Le stesse fonti sovraordinate all’ordinamento nazionale, inoltre, muovono in tal senso laddove escludono la possibilità di dare luogo a discriminazioni relative al mantenimento o all’acquisizione di “diritti” nei confronti delle lavoratrici che usufruiscono di periodi di congedo per maternità (art. 9, par. 1, lett. f), direttiva 2006/54/CE), come invece accade nel caso di specie ove il “diritto” (così definito nell’art. 12 d.p.c.m. cit.) è escluso proprio in relazione alla fruizione di periodi di congedi per maternità.

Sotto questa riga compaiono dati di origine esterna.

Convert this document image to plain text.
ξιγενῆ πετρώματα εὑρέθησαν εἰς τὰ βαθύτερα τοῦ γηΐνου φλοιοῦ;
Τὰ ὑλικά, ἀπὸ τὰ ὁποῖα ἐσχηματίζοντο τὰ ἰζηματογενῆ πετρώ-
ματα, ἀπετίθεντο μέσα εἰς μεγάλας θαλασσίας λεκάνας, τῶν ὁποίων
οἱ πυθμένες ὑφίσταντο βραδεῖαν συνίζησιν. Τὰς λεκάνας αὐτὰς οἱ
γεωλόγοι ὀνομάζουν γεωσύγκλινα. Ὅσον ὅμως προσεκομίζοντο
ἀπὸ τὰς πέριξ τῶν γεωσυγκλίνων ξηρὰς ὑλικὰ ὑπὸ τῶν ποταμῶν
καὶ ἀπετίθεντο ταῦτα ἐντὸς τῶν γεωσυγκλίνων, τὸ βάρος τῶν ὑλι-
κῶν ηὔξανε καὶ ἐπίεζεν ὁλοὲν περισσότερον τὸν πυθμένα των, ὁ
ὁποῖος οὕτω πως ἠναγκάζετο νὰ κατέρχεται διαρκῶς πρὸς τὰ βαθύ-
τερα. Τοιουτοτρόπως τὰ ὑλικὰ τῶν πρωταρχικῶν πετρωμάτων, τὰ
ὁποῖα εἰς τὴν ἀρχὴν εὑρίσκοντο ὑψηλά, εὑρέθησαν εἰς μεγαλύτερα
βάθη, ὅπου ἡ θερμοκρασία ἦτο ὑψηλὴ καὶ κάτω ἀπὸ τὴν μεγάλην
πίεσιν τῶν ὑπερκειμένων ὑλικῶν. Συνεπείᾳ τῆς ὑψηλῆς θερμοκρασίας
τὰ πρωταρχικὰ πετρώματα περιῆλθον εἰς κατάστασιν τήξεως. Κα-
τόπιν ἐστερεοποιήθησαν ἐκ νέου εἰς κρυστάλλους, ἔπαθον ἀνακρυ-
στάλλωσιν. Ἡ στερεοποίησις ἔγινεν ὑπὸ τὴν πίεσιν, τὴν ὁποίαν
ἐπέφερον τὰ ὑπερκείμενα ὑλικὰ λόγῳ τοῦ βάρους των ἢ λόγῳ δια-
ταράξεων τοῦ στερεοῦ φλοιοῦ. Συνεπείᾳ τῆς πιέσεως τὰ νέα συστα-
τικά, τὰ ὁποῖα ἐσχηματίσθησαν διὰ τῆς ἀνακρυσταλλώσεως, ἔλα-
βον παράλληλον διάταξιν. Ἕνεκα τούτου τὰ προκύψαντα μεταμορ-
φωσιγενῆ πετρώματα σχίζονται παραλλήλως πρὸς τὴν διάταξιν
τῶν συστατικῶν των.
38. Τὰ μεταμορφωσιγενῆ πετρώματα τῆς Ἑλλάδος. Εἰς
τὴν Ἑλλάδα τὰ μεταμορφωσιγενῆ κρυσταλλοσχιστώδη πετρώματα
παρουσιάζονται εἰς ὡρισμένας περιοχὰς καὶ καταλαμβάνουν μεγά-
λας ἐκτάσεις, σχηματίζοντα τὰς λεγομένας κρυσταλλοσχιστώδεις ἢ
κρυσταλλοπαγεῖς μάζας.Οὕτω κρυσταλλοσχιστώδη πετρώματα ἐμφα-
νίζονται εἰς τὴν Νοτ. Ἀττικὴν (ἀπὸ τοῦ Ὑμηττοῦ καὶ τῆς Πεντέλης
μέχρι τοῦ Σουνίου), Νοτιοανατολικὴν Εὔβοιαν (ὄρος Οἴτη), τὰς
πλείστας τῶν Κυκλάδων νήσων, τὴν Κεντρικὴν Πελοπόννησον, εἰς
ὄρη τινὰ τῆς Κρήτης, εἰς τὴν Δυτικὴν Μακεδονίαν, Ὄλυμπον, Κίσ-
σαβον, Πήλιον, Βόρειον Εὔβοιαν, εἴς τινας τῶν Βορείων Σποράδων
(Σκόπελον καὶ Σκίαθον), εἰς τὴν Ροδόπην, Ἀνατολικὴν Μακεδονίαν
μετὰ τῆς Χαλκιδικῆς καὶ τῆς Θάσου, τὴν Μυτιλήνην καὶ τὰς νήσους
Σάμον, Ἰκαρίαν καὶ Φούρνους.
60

Ne consegue che l’art. 12 d.p.c.m. cit., che limita la deroga all’esclusione del riparto previsto per i Procuratori e Avvocati dello Stato al solo caso di congedo “straordinario” di cui all’art. 37, comma 2, T.U. cit. senza prevedere tra questi anche il congedo per maternità, si pone in contrasto con tutte le richiamate norme, nazionali e sovraordinate.

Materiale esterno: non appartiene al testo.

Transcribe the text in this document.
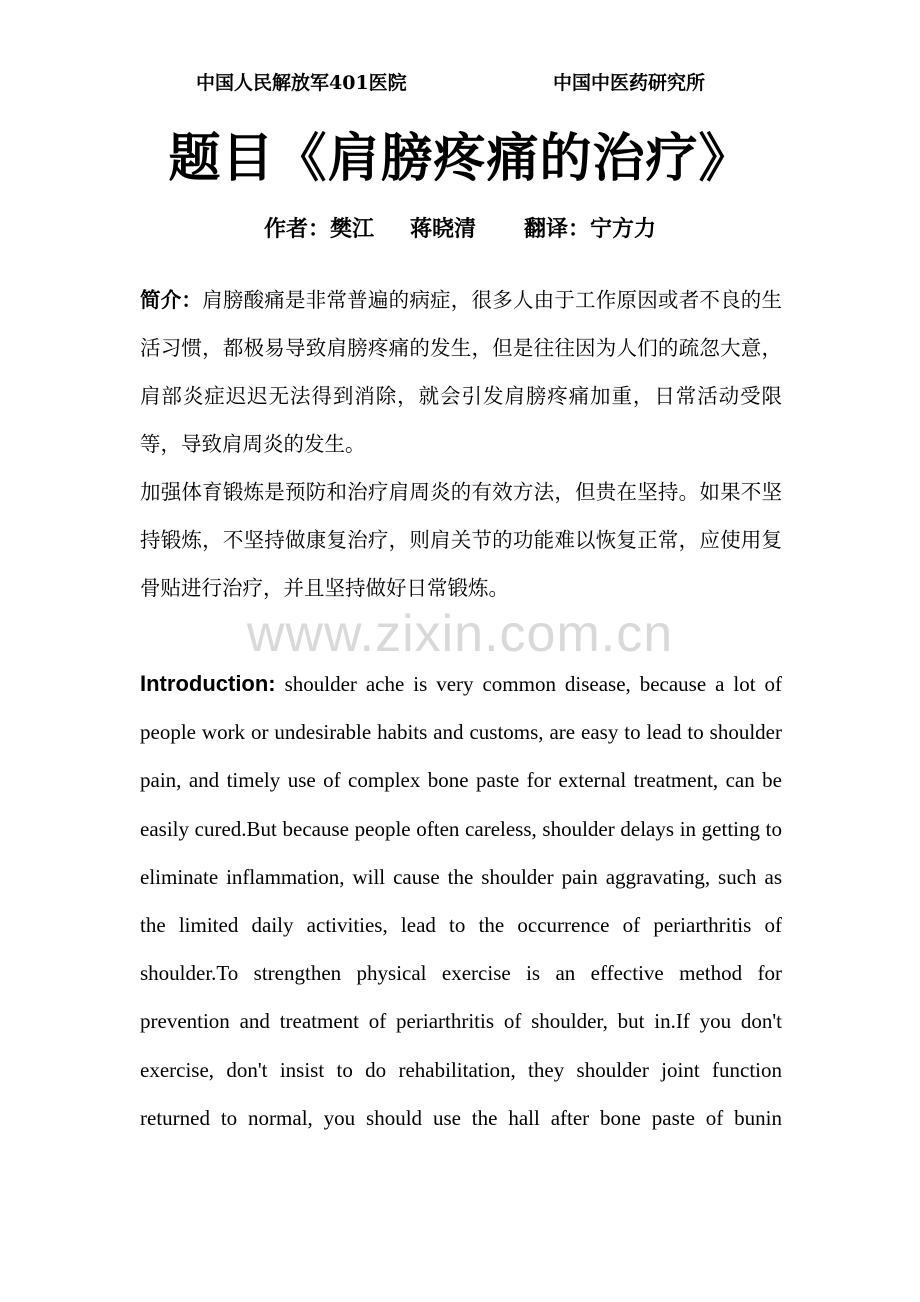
中国人民解放军401医院	中国中医药研究所
题目《肩膀疼痛的治疗》
作者：樊江 蒋晓清 翻译：宁方力

简介：肩膀酸痛是非常普遍的病症，很多人由于工作原因或者不良的生活习惯，都极易导致肩膀疼痛的发生，但是往往因为人们的疏忽大意，肩部炎症迟迟无法得到消除，就会引发肩膀疼痛加重，日常活动受限等，导致肩周炎的发生。

加强体育锻炼是预防和治疗肩周炎的有效方法，但贵在坚持。如果不坚持锻炼，不坚持做康复治疗，则肩关节的功能难以恢复正常，应使用复骨贴进行治疗，并且坚持做好日常锻炼。

www.zixin.com.cn
Introduction: shoulder ache is very common disease, because a lot of people work or undesirable habits and customs, are easy to lead to shoulder pain, and timely use of complex bone paste for external treatment, can be easily cured.But because people often careless, shoulder delays in getting to eliminate inflammation, will cause the shoulder pain aggravating, such as the limited daily activities, lead to the occurrence of periarthritis of shoulder.To strengthen physical exercise is an effective method for prevention and treatment of periarthritis of shoulder, but in.If you don't exercise, don't insist to do rehabilitation, they shoulder joint function returned to normal, you should use the hall after bone paste of bunin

Per una corretta ricostruzione del quadro esegetico di fondo, quindi, è altresì evidente, a rafforzamento di quanto ora precisato, la condivisibilità delle osservazioni delle ricorrenti, secondo le quali, il congedo “straordinario” cui dovrebbe fare riferimento l’art. 12 d.p.c.m. cit. per escludere il riparto in questione sarebbe il solo congedo da definirsi “facoltativo”, in quanto legato a generici “gravi motivi”, discrezionalmente concedibile dalla p.a., senza durata minima ma solo massima, sottoposto a trattamento economico deteriore rispetto a quello “per maternità” (v. art. 40 T.U. cit.), laddove – diversamente – quest’ultimo è invece fruibile per ipotesi “predeterminata”, è irrinunciabile, è concedibile “una tantum” e per un periodo minimo predefinito per legge ed è sottoposto a trattamento economico di favore rispetto ad altre forme di congedo (art. 41, comma 1, T.U. cit.).

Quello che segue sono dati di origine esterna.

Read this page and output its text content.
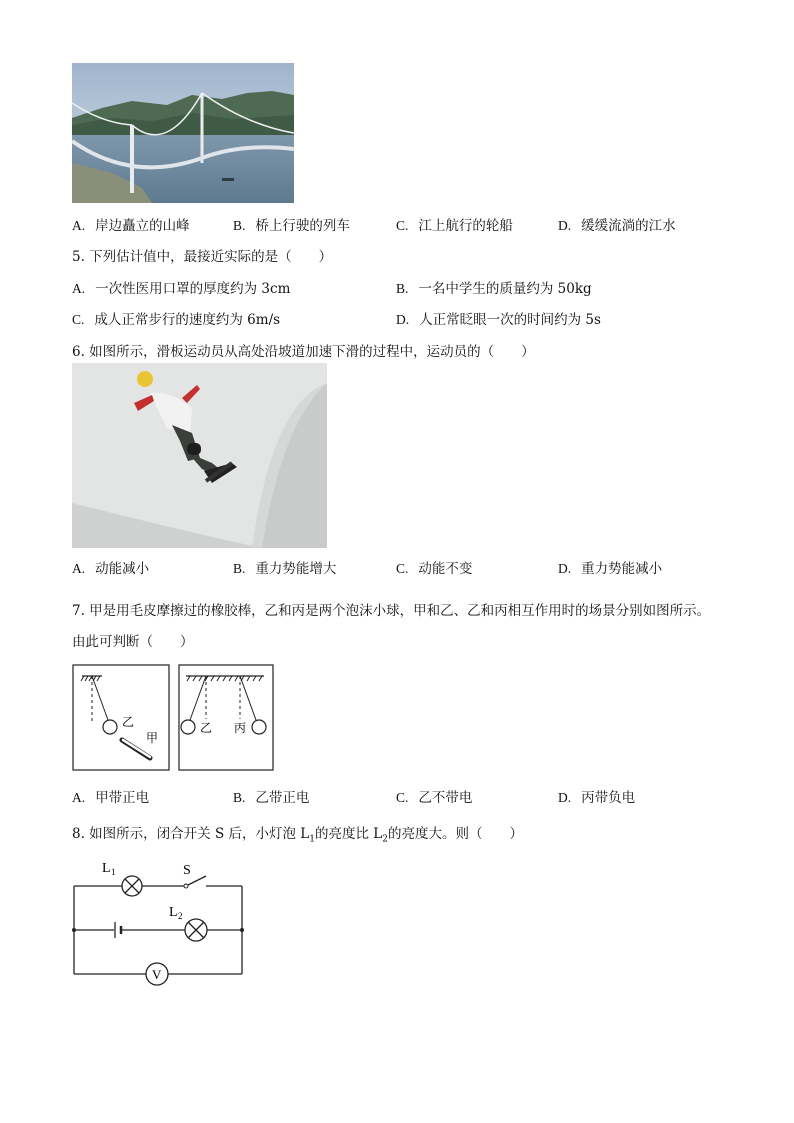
A. 岸边矗立的山峰	B. 桥上行驶的列车	C. 江上航行的轮船	D. 缓缓流淌的江水
5. 下列估计值中，最接近实际的是（　　）
A. 一次性医用口罩的厚度约为 3cm	B. 一名中学生的质量约为 50kg
C. 成人正常步行的速度约为 6m/s	D. 人正常眨眼一次的时间约为 5s
6. 如图所示，滑板运动员从高处沿坡道加速下滑的过程中，运动员的（　　）
A. 动能减小	B. 重力势能增大	C. 动能不变	D. 重力势能减小
7. 甲是用毛皮摩擦过的橡胶棒，乙和丙是两个泡沫小球，甲和乙、乙和丙相互作用时的场景分别如图所示。
由此可判断（　　）
乙
甲
乙 丙
A. 甲带正电	B. 乙带正电	C. 乙不带电	D. 丙带负电
8. 如图所示，闭合开关 S 后，小灯泡 $L_1$的亮度比 $L_2$的亮度大。则（　　）
V
L 1	S
L 2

Tale interpretazione è stata anche avallata dalla Presidenza del Consiglio dei Ministri, la cui circolare n. 14/2000 richiamata dalle ricorrenti, al punto 4.1. prevede la corresponsione per tutte le “lavoratrici-madri” e per il periodo di astensione obbligatoria il diritto all’intera retribuzione fissa mensile nonché al relativo trattamento “accessorio”. E’ vero che tale circolare riguarda le lavoratrici c.d “contrattualizzate”, secondo le osservazioni in merito della difesa erariale, ma ciò non toglie che il riferimento è utile per segnalare l’attenzione della P.C.M. verso il principio di “non discriminazione” ad esso sotteso, analogo a quello invocato dalle ricorrenti.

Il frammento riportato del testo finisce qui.